Families with TSC gene mutations face a lifetime of uncertainty. Despite advances in genetic testing, clinicians generally cannot tell their patients with TSC which of the disease’s many possible symptoms may arise from their mutation.

Essentials of the new study

In an attempt to reduce that uncertainty, Dr. Gupta and Cleveland Clinic co-investigators analyzed the TSC Natural History Database, a prospective, multicenter U.S. repository of well-characterized patients in the TSC Clinical Network, in which Cleveland Clinic is a participating center. To assess for patterns in how the disease manifested among the database’s 947 individuals with clinically confirmed TSC, the researchers used an unbiased, phenotype-driven clustering approach. They focused on 29 clinical features to group patients, using a statistical method known as logistic principal components analysis as their primary method and hierarchical clustering to confirm consistency of results.
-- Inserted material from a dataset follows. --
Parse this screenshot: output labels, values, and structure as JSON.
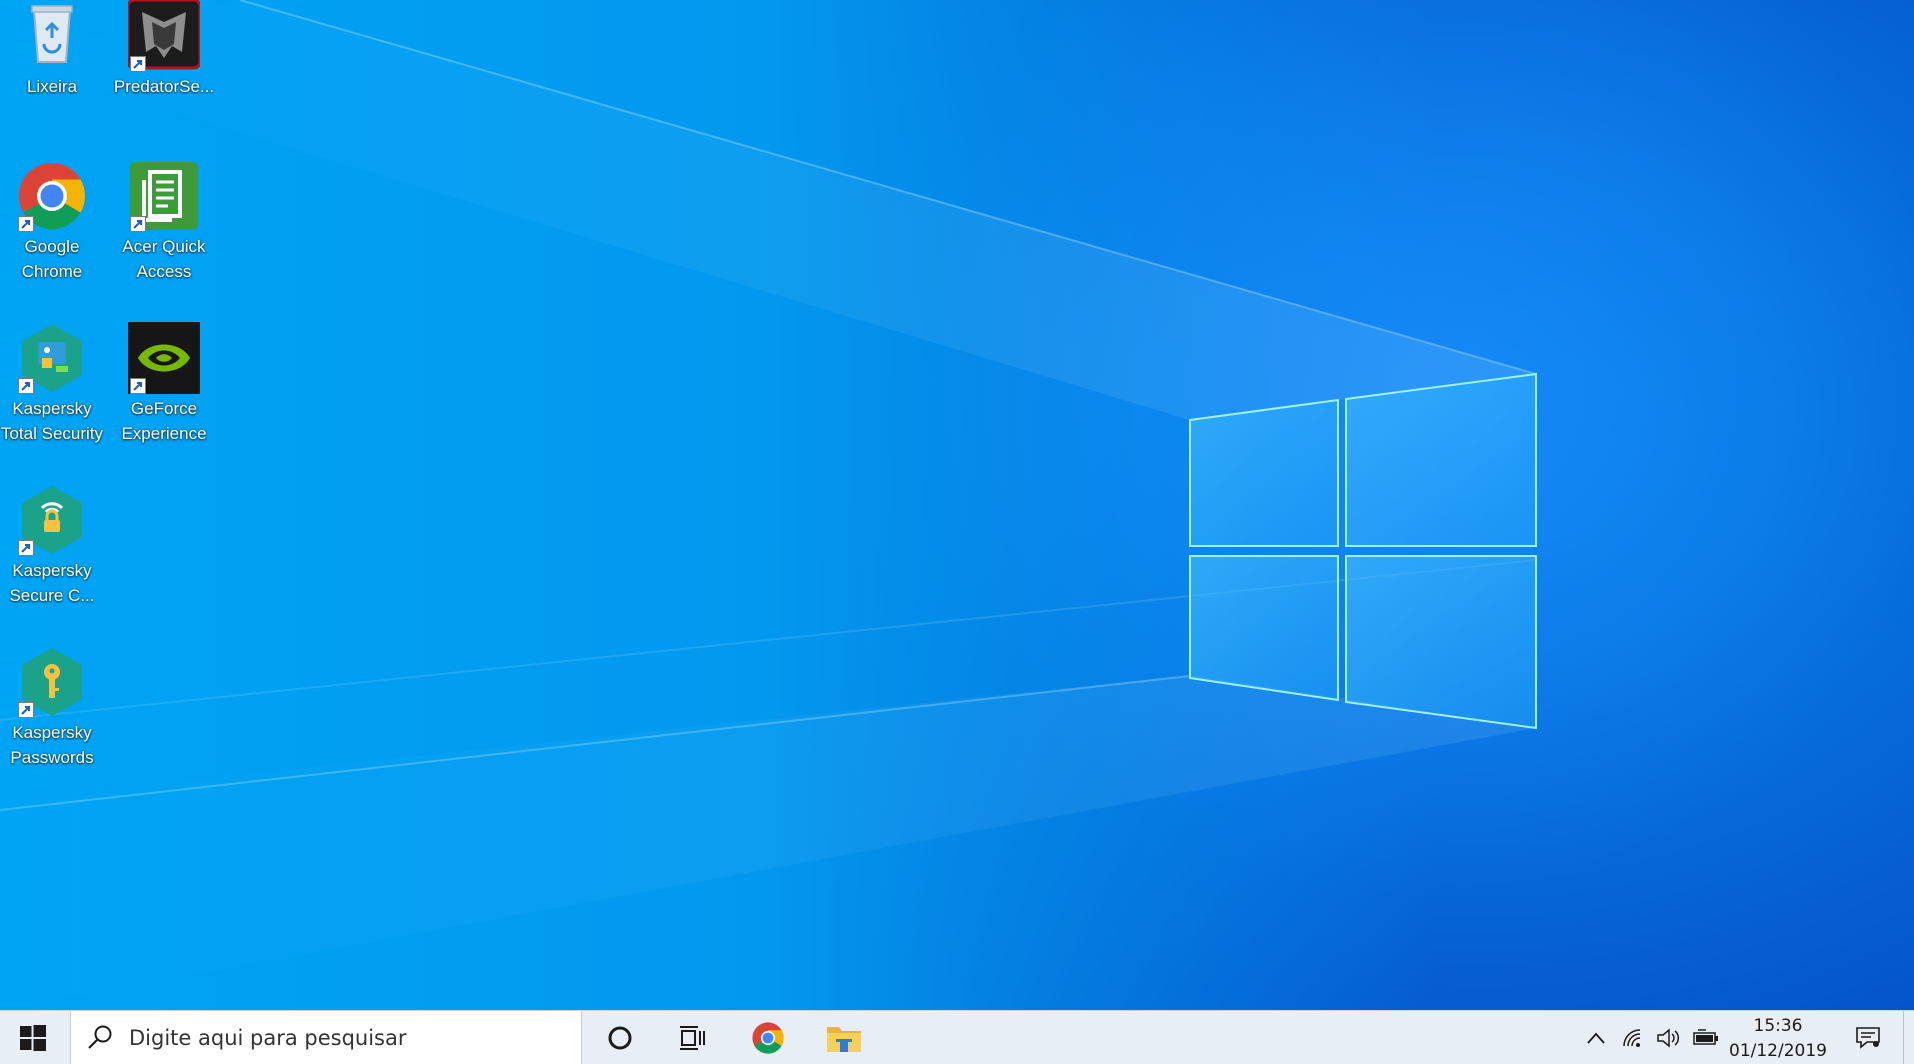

The analysis identified four main clusters of TSC cases, each with specific gene mutations and disease trajectories:

• Angiomyolipoma-predominant TSC (Cluster 1): This was the largest cluster (34.1% of patients) and consisted largely of patients with characteristic cutaneous manifestations (e.g., facial angiofibromas) and a predisposition toward tumors in the kidneys (angiomyolipomas) and brain.
• TSC with infantile spasms (Cluster 2): This cluster (22.8%) was characterized by a high prevalence of infantile spasms and was distinct from the neuropsychiatric cluster (Cluster 3), suggesting a relative exclusivity of these findings.
• Neuropsychiatric TSC (Cluster 3): In this group (17.6%), neurodevelopmental disorders predominated (e.g., autism, intellectual disabilities, neuropsychiatric conditions) and were accompanied by a high frequency of focal seizures, cortical tubers (example indicated by the arrow in the MRI at the top of this article) and subependymal nodules.
• Milder phenotype of TSC (Cluster 4): This cluster (25.4%) comprised patients with common neurological and cutaneous findings of TSC but with a mild overall phenotype having a low impact on quality of life, no tumor manifestations and fewer neuropsychiatric manifestations.

The study also assessed associations between these phenotypic clusters and the underlying genotype (TSC1 or TSC2 gene variants). Although no statistically significant associations were found with overall TSC1/TSC2 mutation status or variant type, the researchers identified associations with variant location within specific protein domains. For instance:

Variants affecting the Rho domain of TSC1 (exons 5-12) were significantly more likely to be found in Cluster 1 (angiomyolipoma-predominant) and significantly less likely in Cluster 4 (milder phenotype).

Variants affecting the TSC1 binding domain (exons 2-12) of TSC2 were also significantly more likely to be found in Cluster 1 and significantly less likely in Cluster 4.

Implications and for both treatment and research

The authors conclude that their findings “establish the foundation for larger, prospective studies aimed at validating and refining the proposed disease subtype clustering in TSC.” While acknowledging this need for additional validation, the researchers are excited about the impact TSC subtyping could have for patients and their families, in terms of more personalized management.

“Understanding how our patients’ genetics influence their symptoms will help us ensure that our patients with TSC have everything they need — and only what they need — when it comes to treatment and surveillance,” Dr. Gupta says.

These new insights into disease trajectories have implications for clinical trial design as well, adds co-investigator Andrew Dhawan, MD, PhD, a Cleveland Clinic neuro-oncologist who monitors adults with TSC for brain tumors (benign and cancerous) and treats them accordingly.

“Someone interested in developing a drug for TSC patients with brain or renal disease would probably only want to enroll those TSC patients who are going to have the most severe brain and renal symptoms,” Dr. Dhawan explains. “Giving the therapy to a patient in a TSC cluster not marked by renal manifestations could skew the clinical trial results because the drug wouldn’t make much of a difference for such a patient. These findings should help us refine patient selection to improve future trials.”